Why It’s So Hard to Study the Toxic Dust Blowing From Earth’s Youngest Desert
It all comes down to something scientists call “ground truth.”
Along the border between Uzbekistan and Kazakhstan, a fleet of rusted ships sits trapped. This was once the world’s fourth largest inland body of water, but today it’s more dry than wet—a barren, salt-scoured wasteland. What was once known as the Aral Sea is now the Aralkum Desert, or Aral Sands. It’s currently the world’s youngest desert, and acts as a key engine for Central Asian dust storms.
The Aral was once fed by the Amu Darya and Syr Darya rivers, and sustained both a thriving economy and rich ecosystem. Around 1960, the rivers were diverted by the former Soviet Union to feed irrigation networks for cotton production. Over the following six decades, the sea underwent a process never before seen on Earth. Waters retreated from the southern basin, concentrating the sea’s salt. Agricultural runoff brought in both herbicides and pesticides, poisoning the lakebed. Eventually, an empty, salty, toxic desert was all that remained.
“This is the perfect source for dust storms,” says Ralph Kahn, a senior research scientist at the NASA Goddard Space Flight Center, via email. More than 100 million tons of salt dust is blown out of the Aralkum and across Asia each year, creating a serious public health issue across a vast area.
Dust storms in the Aralkum are almost weekly occurrences and can last for days. For those who reside nearby, food and water sources can become contaminated after just one of these storms. Karakalpakstan, an autonomous republic within Uzbekistan, experiences abnormally high rates of tuberculosis, anemia, cancers, liver ailments, birth and genetic defects—all likely in some way caused or exacerbated by the dust. And traces of that same dust have been found as far away as Greenland and Norway.
To understand dust storms, scientists have long relied on remote sensing technology—satellites that can actually see the full scope of such storms and observe their spread. But information obtained via remote sensing only goes so far, and it must be combined with fieldwork in order to ensure findings are correctly interpreted. This is commonly referred to as “ground truth,” explains Thomas Gill*, who studies wind and geology at the University of Texas at El Paso. Ground truth provides critical context for calibrating and correlating large-scale data sets obtained from satellites and provides researchers with details that can’t be observed from space. And according to Gill, it’s a lack of ground truth-type knowledge that is preventing a fuller understanding of Aralkum’s dust storms. “To the best of my knowledge, we don’t have a good set of data of what the conditions are actually like there on the ground to cross-check, double-check, and confirm what the satellite is telling us,” Gill says.

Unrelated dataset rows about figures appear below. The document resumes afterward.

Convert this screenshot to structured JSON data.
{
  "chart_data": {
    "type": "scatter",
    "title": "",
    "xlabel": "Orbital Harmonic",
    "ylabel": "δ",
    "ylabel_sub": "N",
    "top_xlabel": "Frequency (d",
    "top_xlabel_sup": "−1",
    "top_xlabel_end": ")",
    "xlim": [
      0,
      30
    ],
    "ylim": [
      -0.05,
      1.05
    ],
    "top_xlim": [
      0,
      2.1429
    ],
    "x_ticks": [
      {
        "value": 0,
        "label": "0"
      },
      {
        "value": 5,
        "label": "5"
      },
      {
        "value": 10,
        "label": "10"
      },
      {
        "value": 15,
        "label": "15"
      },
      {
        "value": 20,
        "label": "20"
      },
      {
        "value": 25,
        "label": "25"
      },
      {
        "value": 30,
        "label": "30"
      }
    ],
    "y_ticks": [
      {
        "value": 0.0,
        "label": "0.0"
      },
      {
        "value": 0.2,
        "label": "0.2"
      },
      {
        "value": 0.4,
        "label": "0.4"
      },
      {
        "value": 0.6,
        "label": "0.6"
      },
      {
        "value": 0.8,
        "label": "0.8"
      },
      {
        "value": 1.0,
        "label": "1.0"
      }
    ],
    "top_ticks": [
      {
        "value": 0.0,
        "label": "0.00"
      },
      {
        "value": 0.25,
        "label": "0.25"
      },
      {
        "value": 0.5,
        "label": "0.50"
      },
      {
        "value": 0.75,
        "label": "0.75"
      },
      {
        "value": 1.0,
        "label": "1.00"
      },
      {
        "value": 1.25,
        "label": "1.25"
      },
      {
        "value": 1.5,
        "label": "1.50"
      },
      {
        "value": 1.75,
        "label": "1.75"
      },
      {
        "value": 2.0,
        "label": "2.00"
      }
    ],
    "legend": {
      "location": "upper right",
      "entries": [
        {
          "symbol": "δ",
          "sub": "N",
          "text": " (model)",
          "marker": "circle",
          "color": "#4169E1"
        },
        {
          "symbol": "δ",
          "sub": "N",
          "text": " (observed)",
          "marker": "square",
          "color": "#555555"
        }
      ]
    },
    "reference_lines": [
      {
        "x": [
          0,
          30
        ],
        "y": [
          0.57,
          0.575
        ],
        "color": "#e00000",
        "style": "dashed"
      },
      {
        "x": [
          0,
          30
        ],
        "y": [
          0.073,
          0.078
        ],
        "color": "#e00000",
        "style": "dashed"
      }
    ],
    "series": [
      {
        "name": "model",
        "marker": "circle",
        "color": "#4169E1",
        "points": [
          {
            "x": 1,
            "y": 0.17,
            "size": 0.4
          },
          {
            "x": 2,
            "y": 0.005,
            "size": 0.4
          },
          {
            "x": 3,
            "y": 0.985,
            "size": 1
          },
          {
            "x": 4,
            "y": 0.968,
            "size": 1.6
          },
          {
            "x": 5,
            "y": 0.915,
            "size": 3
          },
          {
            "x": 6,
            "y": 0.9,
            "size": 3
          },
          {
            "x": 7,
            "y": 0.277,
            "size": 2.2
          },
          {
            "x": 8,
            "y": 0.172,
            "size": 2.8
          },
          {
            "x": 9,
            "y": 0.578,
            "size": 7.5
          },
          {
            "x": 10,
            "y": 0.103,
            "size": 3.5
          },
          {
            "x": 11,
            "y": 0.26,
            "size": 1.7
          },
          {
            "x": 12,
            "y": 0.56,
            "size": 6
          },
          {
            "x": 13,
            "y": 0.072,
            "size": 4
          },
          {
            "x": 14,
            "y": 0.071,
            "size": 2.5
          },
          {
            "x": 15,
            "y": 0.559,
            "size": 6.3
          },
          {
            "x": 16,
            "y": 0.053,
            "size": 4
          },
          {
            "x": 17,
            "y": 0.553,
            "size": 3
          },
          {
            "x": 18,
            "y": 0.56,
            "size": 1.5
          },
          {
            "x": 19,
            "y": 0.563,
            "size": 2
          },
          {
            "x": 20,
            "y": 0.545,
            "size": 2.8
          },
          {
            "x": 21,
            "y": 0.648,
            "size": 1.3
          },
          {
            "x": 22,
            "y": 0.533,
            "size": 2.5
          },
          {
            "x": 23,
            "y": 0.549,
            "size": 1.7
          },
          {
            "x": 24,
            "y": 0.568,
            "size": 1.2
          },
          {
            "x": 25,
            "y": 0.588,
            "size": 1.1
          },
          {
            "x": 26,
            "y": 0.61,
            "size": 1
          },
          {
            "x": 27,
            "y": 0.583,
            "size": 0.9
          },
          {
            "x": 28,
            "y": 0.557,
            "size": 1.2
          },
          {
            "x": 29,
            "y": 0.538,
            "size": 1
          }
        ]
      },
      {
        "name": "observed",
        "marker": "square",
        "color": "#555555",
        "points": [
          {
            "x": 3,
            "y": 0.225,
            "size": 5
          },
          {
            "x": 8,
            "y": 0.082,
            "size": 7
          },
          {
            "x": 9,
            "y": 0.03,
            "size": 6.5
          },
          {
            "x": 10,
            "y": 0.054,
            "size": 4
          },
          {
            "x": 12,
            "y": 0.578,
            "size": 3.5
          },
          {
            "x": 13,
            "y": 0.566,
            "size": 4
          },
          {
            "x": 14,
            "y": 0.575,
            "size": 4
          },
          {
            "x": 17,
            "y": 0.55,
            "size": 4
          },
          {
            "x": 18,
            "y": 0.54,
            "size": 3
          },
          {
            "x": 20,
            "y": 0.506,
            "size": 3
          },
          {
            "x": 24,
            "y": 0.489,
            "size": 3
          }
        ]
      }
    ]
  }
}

This is largely due to the inhospitable and toxic environment of the Aralkum itself, a reality that is already decades-old. Gill recalls a story from his time researching Owens Dry Lake in Central California. It was around 1990 or ‘91, and Gill was accompanied by a group of then-Soviet scientists interested in the Aral Sea, which was still in the process of drying out. When Gill asked the team why they weren’t conducting fieldwork at the Aral Sea, they responded: “Are you crazy? No way! It’s too remote and dangerous there, you can’t really collect any data, and it’s so treacherous if you go there you could die!” The situation has only worsened since then, and according to Kahn, very few surface data stations exist on the ground in Central Asia.
In the face of such obstacles, researchers must continue to rely heavily on satellite data. But capturing an Aralkum dust storm from space, Gill explains, is like trying to take a picture of a polar bear in a snowstorm. When dust storms rage elsewhere on Earth—like in the Sahara Desert—they eventually blow out over the dark ocean, making them easy to see. But in the landlocked Aralkum, the contrast between the surface and airborne dust is minimal. Plus, clouds often get in the way. Satellites also struggle with quantifying the amount of dust in dust storms, or providing a sense of their contents. “It is not easy to derive the optical properties of non-spherical particles theoretically,” says Kahn, “and it is also difficult to collect adequate samples.” The result is an incomplete understanding of a major ecological and public health problem.
Filling in that understanding, experts say, will require a combination of old and new technologies, to supplement satellites and their limitations. Drones have enormous potential—they’re hard to control in dust storms, but they’re getting better and more robust, says Gill. There are also hybrid systems that bring together a range of data sources. Gill also cites the growing field of chemical sensing, using detectors that can acquire the chemical signature of dust particles in the field. “The Aralkum can be seen as the world’s newest desert,” he says, “and maybe there are some real unusual things going on there, due to the fact that it’s so extreme, so new, so weird, and so unusual.”
*Correction: An earlier version of this story mistakenly reversed the first and last names of one of the individuals we quoted. His name is Thomas Gill, not Gill Thomas. Additionally, Ralph Kahn’s surname was misspelled on second reference. The story has since been updated to address those errors.